Sargeras thought that by wiping out all life, he’d stop the Void from consuming the universe…but he was wrong. The Light is the proponent of life in the universe. The Void is what rises up in the absence of that. With no life – no Light-fostered beings – to oppose it, the Void could happily take over. Essentially, Sargeras wasn’t preventing the Void from taking over the universe – he was pushing the universe ever-closer to a Void state.
It’s a cycle, one that Sargeras was unwittingly pulled into and became a part of. The Naaru weren’t fighting the Void; they were simply trying to keep Sargeras from causing that shift. That cycle – that circle, if you will – is a natural occurrence in the universe, and it wasn’t meant to be tampered with.
Sylvanas Windrunner exists outside that cycle.
Beyond the grave
In the comic Three Sisters, the Void speaks to Alleria when Sylvanas appears, calling her dangerous, a threat that must be ended. “She seeks the death of all things…all possibilities.” The concept of possibilities came up prior to that in A Thousand Years of War – Alleria was told that the Light seeks one path, one possibility, as truth, and shuns all others as lies. The Void seeks every possible path – all possibilities – and sees them all as truth.
Sylvanas is an absence of possibility. She is stasis. Neither alive nor dead – neither Light nor Void. She has not succumbed to the cycle of life and death; she’s been ripped out of that cycle entirely. She views the Forsaken as identical to her – a group of individuals that are focused on survival. They have no purpose beyond that. All Sylvanas wants, all she’s been focused on, is this idea of survival, of procreation. Her people can’t do it, so she needs to create more Forsaken in order to keep them from dying out.

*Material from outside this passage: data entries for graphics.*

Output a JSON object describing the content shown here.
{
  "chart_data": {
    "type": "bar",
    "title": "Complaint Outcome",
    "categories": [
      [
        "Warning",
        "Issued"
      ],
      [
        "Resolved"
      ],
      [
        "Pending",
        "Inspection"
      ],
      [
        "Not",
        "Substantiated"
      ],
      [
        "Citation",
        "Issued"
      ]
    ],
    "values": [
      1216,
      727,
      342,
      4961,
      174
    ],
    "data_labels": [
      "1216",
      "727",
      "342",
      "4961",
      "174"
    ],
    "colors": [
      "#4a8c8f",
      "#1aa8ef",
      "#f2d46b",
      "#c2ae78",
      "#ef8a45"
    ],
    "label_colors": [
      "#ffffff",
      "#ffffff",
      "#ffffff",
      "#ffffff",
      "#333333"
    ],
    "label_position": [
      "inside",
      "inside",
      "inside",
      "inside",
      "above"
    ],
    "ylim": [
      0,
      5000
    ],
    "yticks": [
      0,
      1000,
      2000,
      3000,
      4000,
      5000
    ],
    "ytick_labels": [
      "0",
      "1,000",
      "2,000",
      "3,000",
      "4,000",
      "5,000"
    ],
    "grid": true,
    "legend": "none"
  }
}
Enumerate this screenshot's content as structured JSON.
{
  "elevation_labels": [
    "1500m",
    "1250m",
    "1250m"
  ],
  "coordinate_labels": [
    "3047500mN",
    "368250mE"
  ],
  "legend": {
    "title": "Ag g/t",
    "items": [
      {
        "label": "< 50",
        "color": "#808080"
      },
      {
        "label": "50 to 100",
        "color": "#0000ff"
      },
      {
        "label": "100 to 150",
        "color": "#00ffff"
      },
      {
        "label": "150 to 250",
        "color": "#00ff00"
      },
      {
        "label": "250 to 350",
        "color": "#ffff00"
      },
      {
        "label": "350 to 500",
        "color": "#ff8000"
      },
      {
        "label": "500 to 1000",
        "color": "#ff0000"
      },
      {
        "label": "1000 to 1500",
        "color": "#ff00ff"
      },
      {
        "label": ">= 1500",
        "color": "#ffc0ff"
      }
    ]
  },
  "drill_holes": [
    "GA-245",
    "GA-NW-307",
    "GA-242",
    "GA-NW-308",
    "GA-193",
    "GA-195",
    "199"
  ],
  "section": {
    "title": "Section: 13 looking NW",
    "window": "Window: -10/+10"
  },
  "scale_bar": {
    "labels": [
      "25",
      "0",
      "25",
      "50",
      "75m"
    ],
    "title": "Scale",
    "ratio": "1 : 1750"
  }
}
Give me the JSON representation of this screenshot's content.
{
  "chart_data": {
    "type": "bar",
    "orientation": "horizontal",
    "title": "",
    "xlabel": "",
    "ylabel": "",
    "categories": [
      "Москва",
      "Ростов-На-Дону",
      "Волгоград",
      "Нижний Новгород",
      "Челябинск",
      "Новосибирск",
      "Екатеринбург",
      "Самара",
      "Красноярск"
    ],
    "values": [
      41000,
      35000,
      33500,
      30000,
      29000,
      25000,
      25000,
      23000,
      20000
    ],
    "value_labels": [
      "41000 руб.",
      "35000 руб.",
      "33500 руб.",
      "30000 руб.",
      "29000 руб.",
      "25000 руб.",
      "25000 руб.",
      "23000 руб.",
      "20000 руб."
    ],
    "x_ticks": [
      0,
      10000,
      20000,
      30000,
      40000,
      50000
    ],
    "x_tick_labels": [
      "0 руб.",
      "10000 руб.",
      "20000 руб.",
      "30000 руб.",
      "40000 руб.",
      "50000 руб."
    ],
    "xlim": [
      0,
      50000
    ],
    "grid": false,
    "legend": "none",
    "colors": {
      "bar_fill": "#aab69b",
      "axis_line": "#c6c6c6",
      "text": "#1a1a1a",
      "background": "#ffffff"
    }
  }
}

Because she knows what’s on the other side of that door, and it’s nothing but darkness. Black, endless, absent of everything – not the Void, let’s be clear about that. It’s the place that Arthas went to, when he breathed his last and said, “I see only darkness before me.” It’s an endless yawning black box of nothing, and Sylvanas does not want to go there. She doesn’t want her people to go there, either. So they need to live on.
Part of the reason Sylvanas was so incensed by the idea of Forsaken that wanted to connect with their old lives, as the Desolate Council did, was because it showed that there was a faction of her own people who didn’t think in the same way. They spoke of the “final death” as if it were something they didn’t mind happening eventually. Sylvanas knows what happens after that final death – and it’s not something she wishes on anyone, especially not herself.
She cannot let her people be killed. Yet there are those among the living who would like to do just that. What’s the easiest solution to this problem? Remake the world in her image – create a world of undead. Kill them all, raise them as Forsaken, and let them “live,” as it were, alongside their fallen kin. Not alive, not dead – and not living. Simply…existing, perhaps without purpose, but at least outside of that horrific absence of everything that she witnessed after throwing herself off the Frozen Throne.
And because of that, Sylvanas has become an agent of something that even the Void fears. It told Alleria as much in the Three Sisters comic: “She is a violation. She serves the true enemy.”